Limiti al potere di revoca sospensione condizionale
Nel caso di specie, il Giudice dell’esecuzione aveva giustificato la revoca affermando che la causa ostativa (la prima revoca) era successiva alla concessione del beneficio e quindi ignota al giudice della cognizione. Questa affermazione, però, era fattualmente errata.
La Corte ha evidenziato come la revoca del primo beneficio fosse già stata disposta da sei mesi al momento della nuova sentenza. Pertanto, la motivazione del provvedimento impugnato si basava su un presupposto di fatto palesemente errato e contraddittorio. Non è stato spiegato come una circostanza già esistente da mesi potesse non essere conoscibile al momento della nuova decisione.
Le Motivazioni
La Corte di Cassazione ha motivato la sua decisione sottolineando che il giudice dell’esecuzione non aveva fornito una chiara ricostruzione della successione delle sentenze e dei provvedimenti. L’affermazione secondo cui la causa ostativa era “ignota” al giudice della cognizione è stata giudicata illogica, dato che la revoca del primo beneficio era avvenuta ben prima della sentenza che concedeva il secondo.
Questo travisamento dei fatti ha viziato l’intero ragionamento del giudice dell’esecuzione, rendendo la sua ordinanza illegittima. La Cassazione non entra nel merito della conoscibilità effettiva della causa ostativa da parte del primo giudice, ma si limita a censurare l’errore logico e fattuale del provvedimento di revoca. Di conseguenza, si è reso necessario l’annullamento con rinvio, affinché il Tribunale possa procedere a un nuovo esame, basato sulla corretta sequenza temporale e sui principi di diritto enunciati dalla Suprema Corte.
Le Conclusioni
Questa sentenza ribadisce un principio fondamentale: il potere del giudice dell’esecuzione non è illimitato e deve fondarsi su una corretta e non contraddittoria analisi dei fatti. Un errore palese, come un’errata collocazione temporale di un provvedimento, può compromettere la validità della decisione. Per la difesa, ciò significa che è sempre essenziale verificare scrupolosamente la cronologia degli atti processuali, poiché un errore di questo tipo può costituire un valido motivo di ricorso per Cassazione e portare all’annullamento del provvedimento sfavorevole.
Quando il giudice dell’esecuzione può revocare la sospensione condizionale della pena?

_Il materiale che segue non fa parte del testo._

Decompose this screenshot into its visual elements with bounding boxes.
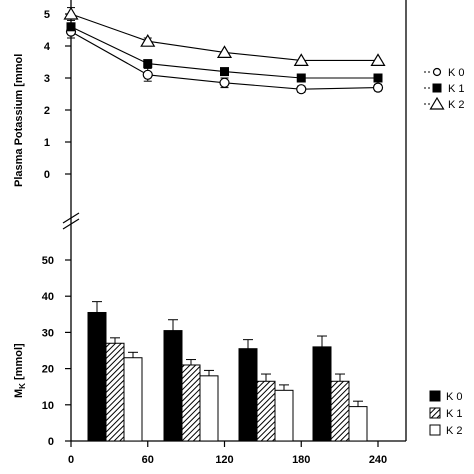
data-point-k0 [372, 82, 384, 93]
bar-k2 [199, 375, 219, 442]
bar-y-tick-label: 20 [42, 364, 54, 376]
bar-y-tick-label: 0 [48, 436, 54, 448]
data-point-k0 [219, 77, 230, 88]
data-point-k1 [373, 73, 383, 83]
x-ticks: 0 60 120 180 240 [68, 441, 387, 466]
data-point-k1 [66, 22, 76, 32]
bar-y-tick-label: 40 [42, 291, 54, 303]
bar-k1 [256, 380, 276, 442]
legend-swatch-k1 [429, 407, 441, 419]
legend-label-k0: K 0 [448, 67, 465, 79]
line-y-tick-label: 5 [44, 9, 50, 21]
legend-marker-k0 [432, 67, 442, 77]
legend-label-k2: K 2 [446, 425, 463, 437]
data-point-k2 [216, 45, 233, 59]
line-y-tick-label: 4 [44, 41, 51, 53]
bar-y-tick-label: 10 [42, 400, 54, 412]
line-legend: K 0 K 1 K 2 [424, 67, 465, 111]
legend-marker-k1 [432, 83, 442, 93]
line-y-tick-label: 3 [44, 73, 50, 85]
legend-label-k2: K 2 [448, 99, 465, 111]
legend-label-k0: K 0 [446, 391, 463, 403]
legend-label-k1: K 1 [448, 83, 465, 95]
bar-y-axis-label: MK [mmol] [13, 343, 27, 398]
line-series-group [63, 6, 386, 95]
data-point-k2 [140, 34, 156, 47]
data-point-k1 [296, 73, 306, 83]
bar-k0 [87, 311, 107, 442]
bar-legend: K 0 K 1 K 2 [429, 390, 463, 437]
bar-k1 [105, 342, 125, 442]
axis-break [62, 212, 80, 230]
data-point-k1 [143, 59, 153, 69]
legend-marker-k2 [429, 96, 445, 110]
line-y-axis-label: Plasma Potassium [mmol [13, 54, 25, 187]
bar-y-tick-label: 50 [42, 255, 54, 267]
bar-y-ticks: 0 10 20 30 40 50 [42, 255, 71, 448]
legend-swatch-k2 [429, 424, 441, 436]
line-y-tick-label: 0 [44, 169, 50, 181]
bar-series-group [87, 301, 368, 442]
x-tick-label: 180 [292, 454, 310, 466]
line-y-tick-label: 1 [44, 137, 50, 149]
data-point-k0 [142, 69, 153, 80]
bar-y-tick-label: 30 [42, 327, 54, 339]
bar-k0 [238, 348, 258, 442]
bar-k1 [330, 380, 350, 442]
data-point-k2 [370, 53, 386, 67]
line-y-tick-label: 2 [44, 105, 50, 117]
data-point-k2 [63, 6, 79, 20]
bar-k2 [274, 389, 294, 442]
x-tick-label: 120 [215, 454, 233, 466]
bar-k2 [123, 357, 143, 442]
x-tick-label: 60 [142, 454, 154, 466]
legend-label-k1: K 1 [446, 408, 463, 420]
legend-swatch-k0 [429, 390, 441, 402]
line-y-ticks: 0 1 2 3 4 5 [44, 9, 71, 181]
data-point-k2 [293, 53, 309, 67]
bar-k0 [163, 330, 183, 442]
bar-k0 [312, 346, 332, 442]
bar-k2 [348, 406, 368, 442]
x-tick-label: 240 [369, 454, 387, 466]
x-tick-label: 0 [68, 454, 74, 466]
data-point-k0 [296, 84, 307, 95]
data-point-k1 [220, 67, 229, 77]
bar-k1 [181, 364, 201, 442]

Il giudice dell’esecuzione può revocare il beneficio se è stato concesso in presenza di cause ostative previste dalla legge (art. 164, comma 4, c.p.), a meno che tali cause non fossero già documentalmente note al giudice che ha concesso il beneficio.
Cosa succede se il giudice dell’esecuzione commette un errore sulle date dei provvedimenti?
Se il giudice dell’esecuzione basa la sua decisione di revoca su un presupposto di fatto errato, come un’inesatta collocazione temporale di una precedente revoca, il suo provvedimento è viziato da travisamento dei fatti e illogicità. Tale provvedimento può essere annullato dalla Corte di Cassazione.
Qual era l’errore specifico commesso dal giudice nel caso esaminato?
Il giudice dell’esecuzione ha affermato che la revoca di un precedente beneficio (causa ostativa) era successiva alla concessione del nuovo, giustificando così la sua decisione. In realtà, la documentazione mostrava che la prima revoca era avvenuta sei mesi prima della concessione del secondo beneficio, rendendo la motivazione del giudice palesemente errata.